Scappati nella notte
Ma quella sera lui e altri tre fratelli domenicani partirono su due macchine, con il carico più prezioso. «Bisognava percorrere una settantina di chilometri fino a Erbil. Ma ci mettemmo tutta una notte, perché il traffico non andava avanti: migliaia di cristiani stavano scappando. Anche noi caricammo vecchi, donne e bambini, completamente spaesati. Si sedettero sopra i manoscritti, ignari di tutto». A un certo momento si ritrovarono in mezzo ai combattimenti. «Sparavano da ogni parte. E abbiamo visto vicino le grosse auto di Isis, con la bandiera nera». Chi urlava, chi pregava. Najeeb impassibile.
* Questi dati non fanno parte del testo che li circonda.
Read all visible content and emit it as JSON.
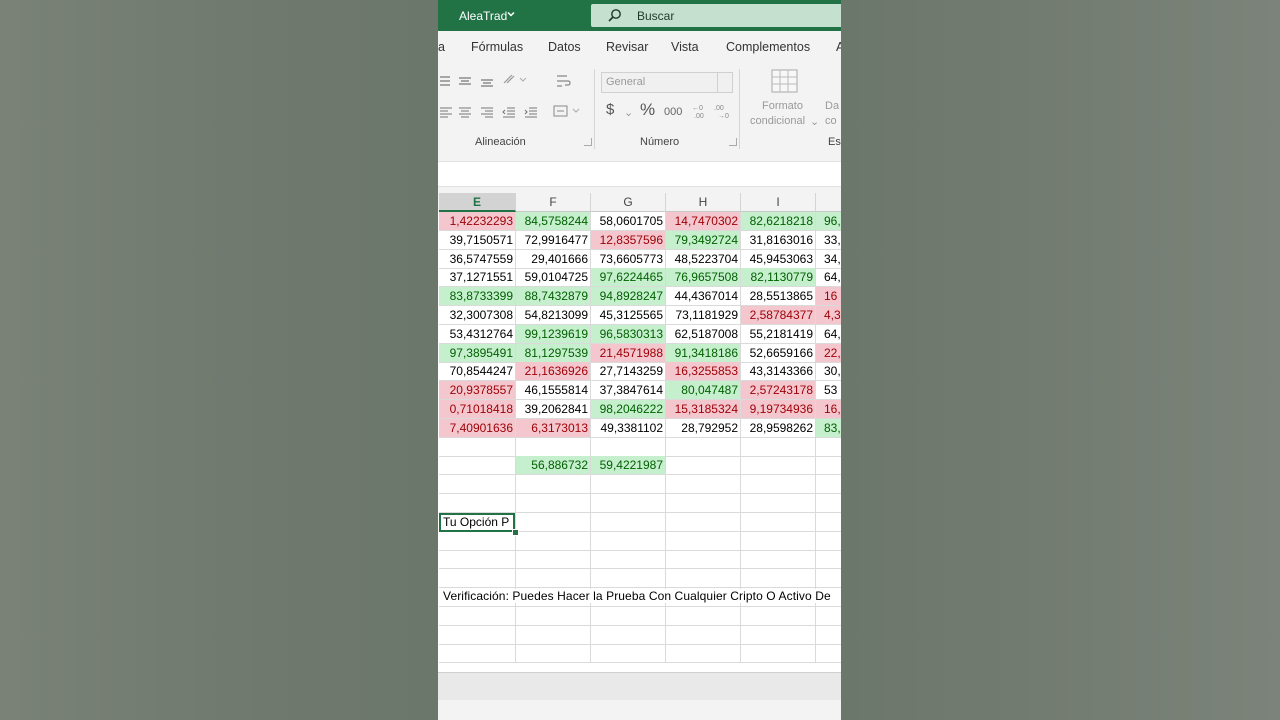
{
  "titlebar": {
    "app_name": "AleaTrad",
    "search_label": "Buscar"
  },
  "tabs": [
    "a",
    "Fórmulas",
    "Datos",
    "Revisar",
    "Vista",
    "Complementos",
    "A"
  ],
  "ribbon": {
    "groups": {
      "alignment": "Alineación",
      "number": "Número",
      "styles": "Es"
    },
    "number_format": "General",
    "conditional_format_line1": "Formato",
    "conditional_format_line2": "condicional",
    "next_button_line1": "Da",
    "next_button_line2": "co",
    "currency_symbol": "$",
    "percent_symbol": "%",
    "thousands_symbol": "000"
  },
  "columns": [
    "E",
    "F",
    "G",
    "H",
    "I",
    ""
  ],
  "selected_column": "E",
  "rows": [
    [
      [
        "1,42232293",
        "r"
      ],
      [
        "84,5758244",
        "g"
      ],
      [
        "58,0601705",
        ""
      ],
      [
        "14,7470302",
        "r"
      ],
      [
        "82,6218218",
        "g"
      ],
      [
        "96,",
        "g"
      ]
    ],
    [
      [
        "39,7150571",
        ""
      ],
      [
        "72,9916477",
        ""
      ],
      [
        "12,8357596",
        "r"
      ],
      [
        "79,3492724",
        "g"
      ],
      [
        "31,8163016",
        ""
      ],
      [
        "33,",
        ""
      ]
    ],
    [
      [
        "36,5747559",
        ""
      ],
      [
        "29,401666",
        ""
      ],
      [
        "73,6605773",
        ""
      ],
      [
        "48,5223704",
        ""
      ],
      [
        "45,9453063",
        ""
      ],
      [
        "34,",
        ""
      ]
    ],
    [
      [
        "37,1271551",
        ""
      ],
      [
        "59,0104725",
        ""
      ],
      [
        "97,6224465",
        "g"
      ],
      [
        "76,9657508",
        "g"
      ],
      [
        "82,1130779",
        "g"
      ],
      [
        "64,",
        ""
      ]
    ],
    [
      [
        "83,8733399",
        "g"
      ],
      [
        "88,7432879",
        "g"
      ],
      [
        "94,8928247",
        "g"
      ],
      [
        "44,4367014",
        ""
      ],
      [
        "28,5513865",
        ""
      ],
      [
        "16",
        "r"
      ]
    ],
    [
      [
        "32,3007308",
        ""
      ],
      [
        "54,8213099",
        ""
      ],
      [
        "45,3125565",
        ""
      ],
      [
        "73,1181929",
        ""
      ],
      [
        "2,58784377",
        "r"
      ],
      [
        "4,3",
        "r"
      ]
    ],
    [
      [
        "53,4312764",
        ""
      ],
      [
        "99,1239619",
        "g"
      ],
      [
        "96,5830313",
        "g"
      ],
      [
        "62,5187008",
        ""
      ],
      [
        "55,2181419",
        ""
      ],
      [
        "64,",
        ""
      ]
    ],
    [
      [
        "97,3895491",
        "g"
      ],
      [
        "81,1297539",
        "g"
      ],
      [
        "21,4571988",
        "r"
      ],
      [
        "91,3418186",
        "g"
      ],
      [
        "52,6659166",
        ""
      ],
      [
        "22,",
        "r"
      ]
    ],
    [
      [
        "70,8544247",
        ""
      ],
      [
        "21,1636926",
        "r"
      ],
      [
        "27,7143259",
        ""
      ],
      [
        "16,3255853",
        "r"
      ],
      [
        "43,3143366",
        ""
      ],
      [
        "30,",
        ""
      ]
    ],
    [
      [
        "20,9378557",
        "r"
      ],
      [
        "46,1555814",
        ""
      ],
      [
        "37,3847614",
        ""
      ],
      [
        "80,047487",
        "g"
      ],
      [
        "2,57243178",
        "r"
      ],
      [
        "53",
        ""
      ]
    ],
    [
      [
        "0,71018418",
        "r"
      ],
      [
        "39,2062841",
        ""
      ],
      [
        "98,2046222",
        "g"
      ],
      [
        "15,3185324",
        "r"
      ],
      [
        "9,19734936",
        "r"
      ],
      [
        "16,",
        "r"
      ]
    ],
    [
      [
        "7,40901636",
        "r"
      ],
      [
        "6,3173013",
        "r"
      ],
      [
        "49,3381102",
        ""
      ],
      [
        "28,792952",
        ""
      ],
      [
        "28,9598262",
        ""
      ],
      [
        "83,",
        "g"
      ]
    ]
  ],
  "averages": {
    "F": "56,886732",
    "G": "59,4221987"
  },
  "active_cell_text": "Tu Opción P",
  "verification_text": "Verificación: Puedes Hacer la Prueba Con Cualquier Cripto O Activo De"
}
«Siamo arrivati alla frontiera e fortunatamente i curdi ci hanno fatto passare. Ma senza macchina. Io ho iniziato a distribuire a tutti le scatole con i manoscritti, anche ai bambini». Najeeb non lo racconta ma gli altri monaci hanno iniziato a spazientirsi, a dirgli che era la solita sua pazzia. Ma alla fine camminando sono arrivati dall’altra parte, in salvo.
«Ricostruiremo tutto»
Najeeb dice di lui che è un «uomo di confine». I suoi genitori erano cristiani del Kurdistan, provenienti dalla zona limitrofa alla Turchia. «Ma io sono nato a Mosul, che è una città di frontiera tra diverse religioni, etnie, culture». Nella sua precedente vita ha lavorato come tecnico nei giacimenti di petrolio, «ma a 24 anni ho raggiunto l’ordine dei domenicani». Studi a Parigi e poi via in quel convento, nella sua Mosul. Mostra fiero uno dei manoscritti esposti a Parigi, che riproduce un commento di Averroè al trattato di medicina di Avicenna, medico e filosofo musulmano: serviva già nel Medio Evo agli studenti a memorizzare i grandi principi medici. A breve Najeeb ripartirà per il suo covo segreto in Kurdistan. «Si trova a una trentina di chilometri dal territorio controllato dall’Isis». Padre Najeeb ha un sogno. Uno solo. «Ritornare un giorno a Mosul. Troveremo case e chiese saccheggiate, forse distrutte. Non importa. Ricostruiremo tutto».